No verla por ignorancia hace a la irresponsabilidad
Siempre recuerdo esa mañana del 2 de abril cuando me enteré. No me quedé a clases, cursaba cuarto año del secundario. Me volví, me fui, me escapé, me subí al ómnibus y regresé a casa. No me fui de festejo como hicieron muchos, pero aún me avergüenza no haber hecho lo que debía. Cumplir con mi deber de enriquecerme en la escuela, para que mi granito de arena fuese lo más valioso que mis posibilidades permitieran. Debí comprender que aquellas frías tierras lejanas están a la vuelta de la esquina, en la calle de tierra donde jugaba cuando chico y en las ruidosas veredas donde holgazaneaba de muchachón o donde sea que luego me gané la vida.
Debí entender porque mi papá me hablaba de las porteñas y legendarias calles Defensa y Reconquista. Pero hoy lo sé, y lo saben mis hijos, que hay muchas cosas para seguir defendiendo y muchas que reconquistar, que no están tan lejos y que las podemos perder.
Debí entender porque mi papá me hablaba de las porteñas y legendarias calles Defensa y Reconquista. Pero hoy lo sé, y lo saben mis hijos, que hay muchas cosas en nuestras calles que seguir defendiendo y muchas que reconquistar, que no están tan lejos pero que las podemos perder.
Decía un filósofo: “Lo que compone el linaje humano es el pueblo. Es tan poco lo que no es pueblo, que no vale la pena de contarse. Hay que estudiar la sociedad por los hombres y los hombres por la sociedad, aquellos que quieran tratar por separado la política y la moral no entenderán palabra de una ni de otra.”
Para un pueblo soberano sus primeros deberes son la verdad y la justicia; y la Patria su primer afecto. Entender y sentir estos valores, conocer nuestra historia, sumar con responsabilidad a la voluntad general, respetar como poder político la utilidad pública y el interés común, hará que seamos una nación soberana.
Andamos con la voluntad sensiblemente deteriorada, la voluntad de un pueblo engañado por sus príncipes.
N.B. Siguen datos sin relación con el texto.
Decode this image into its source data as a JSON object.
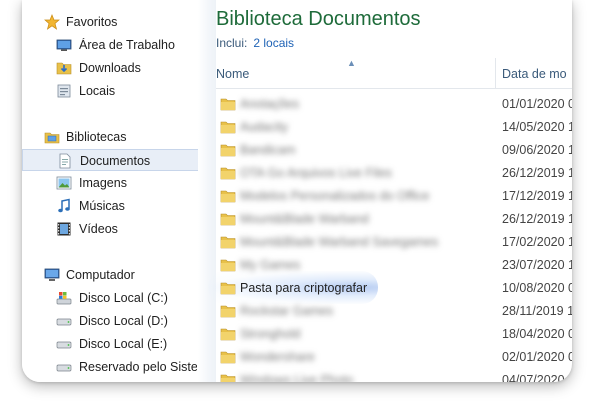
{
  "sidebar": {
    "favorites": {
      "label": "Favoritos",
      "items": [
        {
          "label": "Área de Trabalho",
          "icon": "desktop-icon"
        },
        {
          "label": "Downloads",
          "icon": "downloads-folder-icon"
        },
        {
          "label": "Locais",
          "icon": "recent-places-icon"
        }
      ]
    },
    "libraries": {
      "label": "Bibliotecas",
      "items": [
        {
          "label": "Documentos",
          "icon": "documents-icon",
          "selected": true
        },
        {
          "label": "Imagens",
          "icon": "pictures-icon"
        },
        {
          "label": "Músicas",
          "icon": "music-icon"
        },
        {
          "label": "Vídeos",
          "icon": "videos-icon"
        }
      ]
    },
    "computer": {
      "label": "Computador",
      "items": [
        {
          "label": "Disco Local (C:)",
          "icon": "system-drive-icon"
        },
        {
          "label": "Disco Local (D:)",
          "icon": "drive-icon"
        },
        {
          "label": "Disco Local (E:)",
          "icon": "drive-icon"
        },
        {
          "label": "Reservado pelo Sistema",
          "icon": "drive-icon"
        }
      ]
    }
  },
  "main": {
    "title": "Biblioteca Documentos",
    "includes_label": "Inclui:",
    "includes_link": "2 locais",
    "columns": {
      "name": "Nome",
      "date": "Data de mo"
    },
    "rows": [
      {
        "name": "Anotações",
        "date": "01/01/2020 0",
        "blurred": true
      },
      {
        "name": "Audacity",
        "date": "14/05/2020 1",
        "blurred": true
      },
      {
        "name": "Bandicam",
        "date": "09/06/2020 1",
        "blurred": true
      },
      {
        "name": "OTA Go Arquivos Live Files",
        "date": "26/12/2019 1",
        "blurred": true
      },
      {
        "name": "Modelos Personalizados do Office",
        "date": "17/12/2019 1",
        "blurred": true
      },
      {
        "name": "Mount&Blade Warband",
        "date": "26/12/2019 1",
        "blurred": true
      },
      {
        "name": "Mount&Blade Warband Savegames",
        "date": "17/02/2020 1",
        "blurred": true
      },
      {
        "name": "My Games",
        "date": "23/07/2020 1",
        "blurred": true
      },
      {
        "name": "Pasta para criptografar",
        "date": "10/08/2020 0",
        "blurred": false,
        "highlight": true
      },
      {
        "name": "Rockstar Games",
        "date": "28/11/2019 1",
        "blurred": true
      },
      {
        "name": "Stronghold",
        "date": "18/04/2020 0",
        "blurred": true
      },
      {
        "name": "Wondershare",
        "date": "02/01/2020 0",
        "blurred": true
      },
      {
        "name": "Windows Live Photo",
        "date": "04/07/2020",
        "blurred": true
      }
    ]
  },
  "colors": {
    "title": "#1e6b3a",
    "link": "#1f63b6",
    "folder": "#e8c14a",
    "selection": "#e8eef7"
  }
}
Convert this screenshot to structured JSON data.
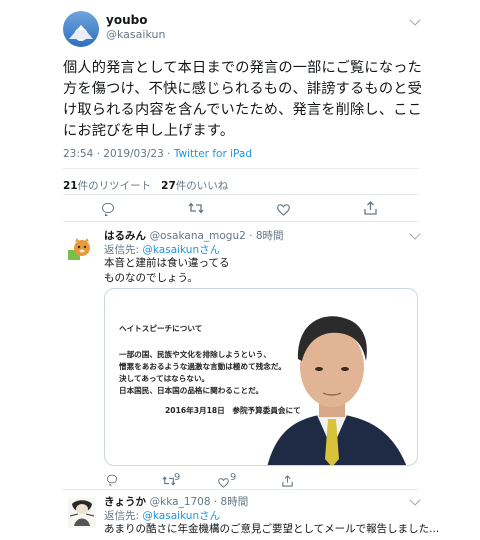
{
  "main": {
    "display_name": "youbo",
    "handle": "@kasaikun",
    "text": "個人的発言として本日までの発言の一部にご覧になった方を傷つけ、不快に感じられるもの、誹謗するものと受け取られる内容を含んでいたため、発言を削除し、ここにお詫びを申し上げます。",
    "timestamp": "23:54 · 2019/03/23 · ",
    "client": "Twitter for iPad",
    "retweet_count": "21",
    "retweet_label": "件のリツイート",
    "like_count": "27",
    "like_label": "件のいいね"
  },
  "replies": [
    {
      "display_name": "はるみん",
      "handle_time": "@osakana_mogu2 · 8時間",
      "reply_to_label": "返信先: ",
      "reply_to_mention": "@kasaikunさん",
      "text_line1": "本音と建前は食い違ってる",
      "text_line2": "ものなのでしょう。",
      "card": {
        "heading": "ヘイトスピーチについて",
        "line1": "一部の国、民族や文化を排除しようという、",
        "line2": "憎悪をあおるような過激な言動は極めて残念だ。",
        "line3": "決してあってはならない。",
        "line4": "日本国民、日本国の品格に関わることだ。",
        "source": "2016年3月18日　参院予算委員会にて"
      },
      "retweet_count": "9",
      "like_count": "9"
    },
    {
      "display_name": "きょうか",
      "handle_time": "@kka_1708 · 8時間",
      "reply_to_label": "返信先: ",
      "reply_to_mention": "@kasaikunさん",
      "text_line1": "あまりの酷さに年金機構のご意見ご要望としてメールで報告しました..."
    }
  ],
  "colors": {
    "link": "#1b95e0",
    "muted": "#657786",
    "border": "#e6ecf0"
  }
}
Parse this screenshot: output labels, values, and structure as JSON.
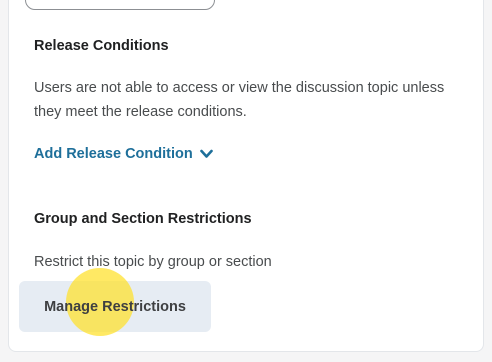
{
  "release_conditions": {
    "heading": "Release Conditions",
    "description": "Users are not able to access or view the discussion topic unless they meet the release conditions.",
    "add_link_label": "Add Release Condition",
    "link_color": "#1e6f9a",
    "link_icon": "chevron-down-icon"
  },
  "group_restrictions": {
    "heading": "Group and Section Restrictions",
    "description": "Restrict this topic by group or section",
    "manage_button_label": "Manage Restrictions",
    "button_background": "#e6ecf3"
  },
  "click_indicator": {
    "color": "#ffe128"
  }
}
Pero con el resto que nos queda aún podemos animar a nuestros hijos y hacerles saber que con el conocimiento de nuestra historia pueden caminar pisando firme su propia tierra, que nadie les podrá recitar un discurso diciendo una cosa por otra, que podrán caminar al lado de la verdadera libertad, la que guía a su pueblo. Y así los de afuera nos honrarán con su respeto.
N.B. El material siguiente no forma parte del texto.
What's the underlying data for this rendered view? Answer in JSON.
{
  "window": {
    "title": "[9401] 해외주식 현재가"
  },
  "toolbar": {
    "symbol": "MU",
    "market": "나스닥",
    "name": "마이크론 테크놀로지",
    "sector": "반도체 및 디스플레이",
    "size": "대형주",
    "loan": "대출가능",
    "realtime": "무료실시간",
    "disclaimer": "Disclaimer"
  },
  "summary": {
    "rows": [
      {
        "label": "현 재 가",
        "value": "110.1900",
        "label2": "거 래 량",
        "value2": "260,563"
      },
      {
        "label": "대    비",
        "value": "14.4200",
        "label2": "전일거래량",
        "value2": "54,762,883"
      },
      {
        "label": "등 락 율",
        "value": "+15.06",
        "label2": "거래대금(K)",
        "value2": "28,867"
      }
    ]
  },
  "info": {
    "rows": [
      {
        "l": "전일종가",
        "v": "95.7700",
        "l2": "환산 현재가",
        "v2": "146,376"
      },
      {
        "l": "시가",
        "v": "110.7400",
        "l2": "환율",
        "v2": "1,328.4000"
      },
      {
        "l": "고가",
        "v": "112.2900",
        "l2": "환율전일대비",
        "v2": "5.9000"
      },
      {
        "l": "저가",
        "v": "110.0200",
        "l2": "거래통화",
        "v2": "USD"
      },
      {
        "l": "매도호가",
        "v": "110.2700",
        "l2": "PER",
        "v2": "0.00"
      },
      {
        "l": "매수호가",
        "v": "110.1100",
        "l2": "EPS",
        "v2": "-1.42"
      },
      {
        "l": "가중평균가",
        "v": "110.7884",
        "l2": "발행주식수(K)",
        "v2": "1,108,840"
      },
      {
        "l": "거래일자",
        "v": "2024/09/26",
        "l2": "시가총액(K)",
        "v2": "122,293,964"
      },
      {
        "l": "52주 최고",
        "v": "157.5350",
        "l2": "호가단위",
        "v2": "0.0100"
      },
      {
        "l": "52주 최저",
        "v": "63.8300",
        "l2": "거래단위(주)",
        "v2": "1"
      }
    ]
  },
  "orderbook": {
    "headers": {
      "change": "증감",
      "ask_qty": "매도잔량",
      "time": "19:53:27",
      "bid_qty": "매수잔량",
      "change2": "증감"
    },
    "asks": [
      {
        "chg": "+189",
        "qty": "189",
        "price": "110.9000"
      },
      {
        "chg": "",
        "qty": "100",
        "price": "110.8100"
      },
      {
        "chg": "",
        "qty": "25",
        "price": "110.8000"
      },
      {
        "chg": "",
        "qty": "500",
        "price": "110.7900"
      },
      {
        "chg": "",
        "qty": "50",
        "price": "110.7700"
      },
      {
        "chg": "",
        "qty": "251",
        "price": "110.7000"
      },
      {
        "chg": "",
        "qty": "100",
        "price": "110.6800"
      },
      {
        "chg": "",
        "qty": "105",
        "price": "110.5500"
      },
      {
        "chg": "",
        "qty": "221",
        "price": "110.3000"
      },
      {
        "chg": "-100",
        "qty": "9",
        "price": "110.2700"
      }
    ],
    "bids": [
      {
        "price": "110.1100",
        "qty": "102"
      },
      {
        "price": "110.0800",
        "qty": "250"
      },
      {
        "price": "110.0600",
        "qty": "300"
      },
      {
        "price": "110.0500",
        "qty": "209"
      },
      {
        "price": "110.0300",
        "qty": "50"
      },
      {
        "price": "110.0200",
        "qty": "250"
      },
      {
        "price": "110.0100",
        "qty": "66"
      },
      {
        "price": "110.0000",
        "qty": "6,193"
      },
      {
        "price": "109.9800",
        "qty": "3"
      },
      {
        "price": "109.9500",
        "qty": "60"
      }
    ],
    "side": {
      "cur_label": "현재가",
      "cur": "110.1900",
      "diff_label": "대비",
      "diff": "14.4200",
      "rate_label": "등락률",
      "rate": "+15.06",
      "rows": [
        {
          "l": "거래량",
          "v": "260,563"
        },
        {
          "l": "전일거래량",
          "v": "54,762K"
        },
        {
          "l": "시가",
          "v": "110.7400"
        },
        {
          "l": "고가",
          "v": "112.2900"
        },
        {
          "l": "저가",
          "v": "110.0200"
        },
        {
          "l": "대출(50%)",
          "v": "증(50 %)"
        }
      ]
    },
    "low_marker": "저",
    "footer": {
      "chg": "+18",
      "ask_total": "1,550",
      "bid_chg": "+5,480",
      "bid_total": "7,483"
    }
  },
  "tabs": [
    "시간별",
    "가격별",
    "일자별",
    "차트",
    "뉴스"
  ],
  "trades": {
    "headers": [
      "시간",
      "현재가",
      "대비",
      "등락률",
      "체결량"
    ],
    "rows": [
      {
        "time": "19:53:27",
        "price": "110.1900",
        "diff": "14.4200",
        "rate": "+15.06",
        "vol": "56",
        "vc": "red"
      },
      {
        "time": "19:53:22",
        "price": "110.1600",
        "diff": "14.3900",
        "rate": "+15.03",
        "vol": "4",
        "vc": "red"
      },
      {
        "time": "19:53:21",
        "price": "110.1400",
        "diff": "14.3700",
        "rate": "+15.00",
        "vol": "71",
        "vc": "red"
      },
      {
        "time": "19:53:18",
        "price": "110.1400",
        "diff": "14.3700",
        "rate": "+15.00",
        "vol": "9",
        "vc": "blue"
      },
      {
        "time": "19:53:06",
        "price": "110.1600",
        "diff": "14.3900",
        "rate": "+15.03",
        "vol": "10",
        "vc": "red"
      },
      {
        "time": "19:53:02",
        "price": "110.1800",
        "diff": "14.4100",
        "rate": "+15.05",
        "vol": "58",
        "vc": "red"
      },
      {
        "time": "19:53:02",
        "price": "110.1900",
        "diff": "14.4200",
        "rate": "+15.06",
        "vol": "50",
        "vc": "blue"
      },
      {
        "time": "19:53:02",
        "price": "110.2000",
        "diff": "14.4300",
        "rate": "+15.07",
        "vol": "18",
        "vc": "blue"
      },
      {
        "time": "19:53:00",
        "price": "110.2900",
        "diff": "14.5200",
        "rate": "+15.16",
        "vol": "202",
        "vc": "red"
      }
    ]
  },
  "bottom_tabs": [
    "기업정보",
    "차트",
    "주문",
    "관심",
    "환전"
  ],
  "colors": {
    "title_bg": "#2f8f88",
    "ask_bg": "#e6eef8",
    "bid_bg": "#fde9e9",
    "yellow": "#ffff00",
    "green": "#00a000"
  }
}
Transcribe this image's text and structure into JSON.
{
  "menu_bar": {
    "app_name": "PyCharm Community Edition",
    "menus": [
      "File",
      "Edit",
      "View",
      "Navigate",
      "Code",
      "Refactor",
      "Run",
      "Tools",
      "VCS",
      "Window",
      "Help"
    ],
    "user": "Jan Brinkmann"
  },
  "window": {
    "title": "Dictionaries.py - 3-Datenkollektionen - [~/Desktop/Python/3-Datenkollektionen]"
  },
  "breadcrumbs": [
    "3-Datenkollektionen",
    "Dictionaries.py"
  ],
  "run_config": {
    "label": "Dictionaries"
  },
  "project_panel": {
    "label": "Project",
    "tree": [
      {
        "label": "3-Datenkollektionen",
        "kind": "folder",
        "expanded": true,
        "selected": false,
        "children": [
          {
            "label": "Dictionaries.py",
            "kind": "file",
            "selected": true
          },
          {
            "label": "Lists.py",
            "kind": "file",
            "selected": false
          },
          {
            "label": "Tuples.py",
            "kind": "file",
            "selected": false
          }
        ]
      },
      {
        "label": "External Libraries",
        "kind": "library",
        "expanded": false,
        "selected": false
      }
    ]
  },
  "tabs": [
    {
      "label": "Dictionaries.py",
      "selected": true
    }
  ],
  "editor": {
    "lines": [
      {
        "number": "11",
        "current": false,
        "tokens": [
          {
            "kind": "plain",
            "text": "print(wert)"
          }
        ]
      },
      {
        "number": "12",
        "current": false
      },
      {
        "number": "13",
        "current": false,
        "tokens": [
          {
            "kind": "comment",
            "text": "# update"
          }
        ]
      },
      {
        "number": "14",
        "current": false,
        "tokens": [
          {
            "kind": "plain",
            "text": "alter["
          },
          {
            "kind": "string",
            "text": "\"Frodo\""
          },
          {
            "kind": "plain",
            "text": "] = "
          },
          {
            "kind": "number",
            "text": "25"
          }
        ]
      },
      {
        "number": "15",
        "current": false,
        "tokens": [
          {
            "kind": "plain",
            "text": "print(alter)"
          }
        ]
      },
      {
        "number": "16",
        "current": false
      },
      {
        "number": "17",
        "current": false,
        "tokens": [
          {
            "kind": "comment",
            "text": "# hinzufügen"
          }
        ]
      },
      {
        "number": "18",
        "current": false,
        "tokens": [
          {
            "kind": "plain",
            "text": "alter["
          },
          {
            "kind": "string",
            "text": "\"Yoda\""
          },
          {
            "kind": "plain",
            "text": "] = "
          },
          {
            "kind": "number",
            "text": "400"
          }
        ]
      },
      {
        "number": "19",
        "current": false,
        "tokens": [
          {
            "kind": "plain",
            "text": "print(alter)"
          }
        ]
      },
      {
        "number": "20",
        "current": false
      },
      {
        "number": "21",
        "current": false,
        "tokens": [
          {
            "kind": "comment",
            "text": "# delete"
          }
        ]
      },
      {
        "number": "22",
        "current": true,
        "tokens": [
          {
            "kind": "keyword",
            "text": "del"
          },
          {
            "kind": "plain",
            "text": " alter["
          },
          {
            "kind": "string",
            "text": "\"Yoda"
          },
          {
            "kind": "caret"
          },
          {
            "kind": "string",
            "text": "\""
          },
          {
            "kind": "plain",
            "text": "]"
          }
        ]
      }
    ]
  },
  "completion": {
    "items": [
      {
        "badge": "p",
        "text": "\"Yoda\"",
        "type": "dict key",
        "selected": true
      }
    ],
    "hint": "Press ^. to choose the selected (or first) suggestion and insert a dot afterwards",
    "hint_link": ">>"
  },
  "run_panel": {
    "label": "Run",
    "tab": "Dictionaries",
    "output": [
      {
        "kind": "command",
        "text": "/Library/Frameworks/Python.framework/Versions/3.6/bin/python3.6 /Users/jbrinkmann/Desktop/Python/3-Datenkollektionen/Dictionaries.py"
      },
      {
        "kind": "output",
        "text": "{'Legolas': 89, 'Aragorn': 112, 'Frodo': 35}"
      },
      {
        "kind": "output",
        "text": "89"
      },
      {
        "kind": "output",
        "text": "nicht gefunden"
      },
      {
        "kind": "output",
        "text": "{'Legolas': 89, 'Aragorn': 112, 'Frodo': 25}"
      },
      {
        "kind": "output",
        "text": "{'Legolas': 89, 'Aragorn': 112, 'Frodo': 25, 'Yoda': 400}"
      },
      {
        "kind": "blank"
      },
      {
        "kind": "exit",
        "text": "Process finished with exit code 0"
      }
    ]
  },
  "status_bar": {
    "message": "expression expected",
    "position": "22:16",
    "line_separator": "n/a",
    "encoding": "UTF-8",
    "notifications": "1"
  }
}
Este 2 de abril y todos los días hagamos dignamente que la gesta de Malvinas y sus caídos por la libertad y la propiedad del pueblo no haya sido en vano. Por nosotros y por los que nacerán en esta tierra. Tierra que es de nuestra propiedad.
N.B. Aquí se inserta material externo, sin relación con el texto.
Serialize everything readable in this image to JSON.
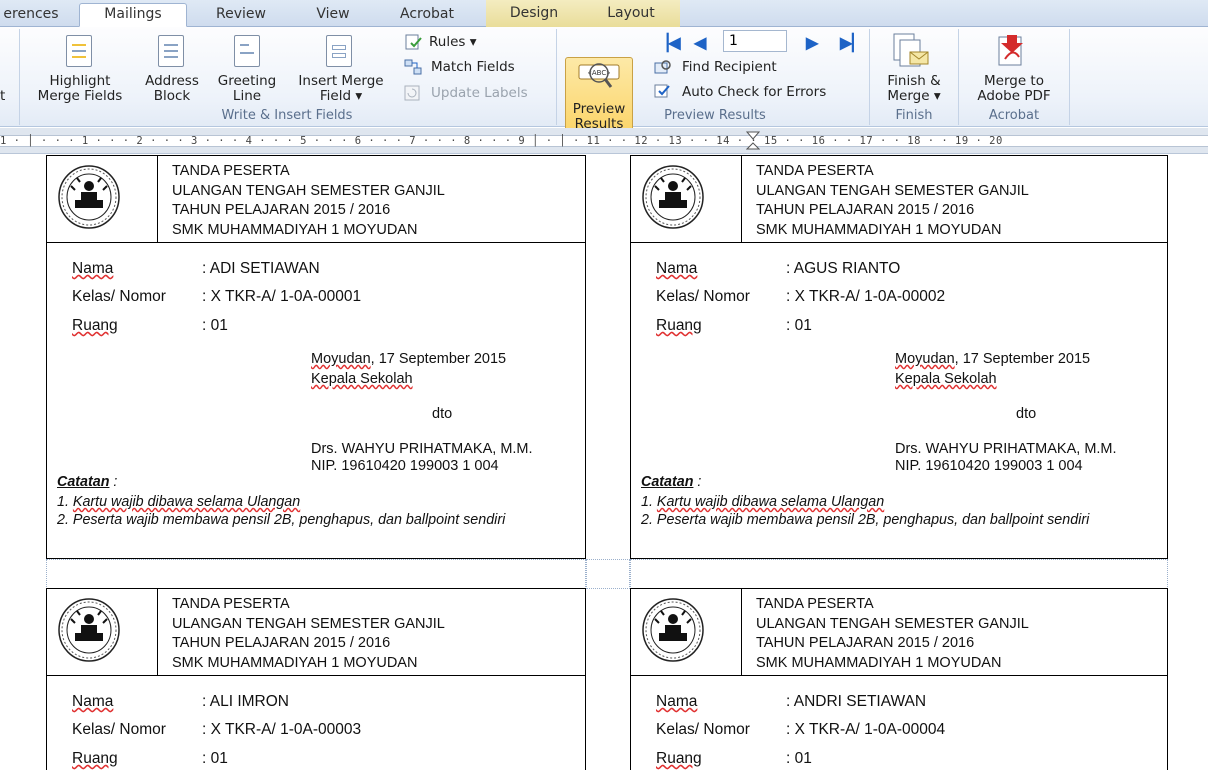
{
  "tabs": {
    "references": "erences",
    "mailings": "Mailings",
    "review": "Review",
    "view": "View",
    "acrobat": "Acrobat",
    "design": "Design",
    "layout": "Layout"
  },
  "ribbon": {
    "left_cut": "t",
    "highlight_1": "Highlight",
    "highlight_2": "Merge Fields",
    "address_1": "Address",
    "address_2": "Block",
    "greeting_1": "Greeting",
    "greeting_2": "Line",
    "insert_1": "Insert Merge",
    "insert_2": "Field ▾",
    "rules": "Rules ▾",
    "match_fields": "Match Fields",
    "update_labels": "Update Labels",
    "group_write": "Write & Insert Fields",
    "preview_1": "Preview",
    "preview_2": "Results",
    "record_value": "1",
    "find_recipient": "Find Recipient",
    "auto_check": "Auto Check for Errors",
    "group_preview": "Preview Results",
    "finish_1": "Finish &",
    "finish_2": "Merge ▾",
    "group_finish": "Finish",
    "merge_adobe_1": "Merge to",
    "merge_adobe_2": "Adobe PDF",
    "group_acrobat": "Acrobat"
  },
  "ruler": {
    "text": "1 · │ · · · 1 · · · 2 · · · 3 · · · 4 · · · 5 · · · 6 · · · 7 · · · 8 · · · 9 │ · │ · 11 · · 12 · 13 · · 14 · · 15 · · 16 · · 17 · · 18 · · 19 · 20"
  },
  "header": {
    "line1": "TANDA PESERTA",
    "line2": "ULANGAN  TENGAH SEMESTER GANJIL",
    "line3": "TAHUN PELAJARAN 2015 / 2016",
    "line4": "SMK MUHAMMADIYAH 1 MOYUDAN"
  },
  "labels": {
    "nama": "Nama",
    "kelas": "Kelas/ Nomor",
    "ruang": "Ruang"
  },
  "signature": {
    "place": "Moyudan",
    "date": ", 17 September  2015",
    "role": "Kepala Sekolah",
    "dto": "dto",
    "name": "Drs. WAHYU PRIHATMAKA, M.M.",
    "nip": " NIP. 19610420 199003 1 004"
  },
  "notes": {
    "title": "Catatan",
    "colon": " :",
    "n1_prefix": "1. ",
    "n1": "Kartu wajib dibawa selama Ulangan",
    "n2_prefix": "2. ",
    "n2": "Peserta wajib membawa pensil 2B, penghapus, dan ballpoint sendiri"
  },
  "cards": [
    {
      "nama": ": ADI SETIAWAN",
      "kelas": ": X TKR-A/ 1-0A-00001",
      "ruang": ": 01"
    },
    {
      "nama": ": AGUS RIANTO",
      "kelas": ": X TKR-A/ 1-0A-00002",
      "ruang": ": 01"
    },
    {
      "nama": ": ALI IMRON",
      "kelas": ": X TKR-A/ 1-0A-00003",
      "ruang": ": 01"
    },
    {
      "nama": ": ANDRI SETIAWAN",
      "kelas": ": X TKR-A/ 1-0A-00004",
      "ruang": ": 01"
    }
  ],
  "colors": {
    "ribbon_blue": "#1e63c6",
    "highlight_yellow": "#fbd56a",
    "spelling_red": "#e03030"
  }
}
La Libertad guiando al pueblo
Este dibujo de Adrián Eula, autor de la nota, es una recreación a lápiz del famoso cuadro pintado por Eugène Delacroix en 1830.
Dibujo realizado para ilustrar una nota sobre la Guerra de Malvinas que apareció en la edición N° 413 del periódico Sustantivo del 2 de abril de 1997.
Sustantivo era un servicio de prensa y marketing político, económico e institucional producido en Mendoza por OIR, editado por el recordado periodista César Robles y dirigido en ese momento por Marcelo Sivera.
En este dibujo es relevante el reemplazo de los pistoletes en las manos del niño de Delacroix por un libro en una y levantando el índice de la otra, lo cual se puede interpretar como indicación de que la única libertad, la verdadera que lo guía, es el conocimiento.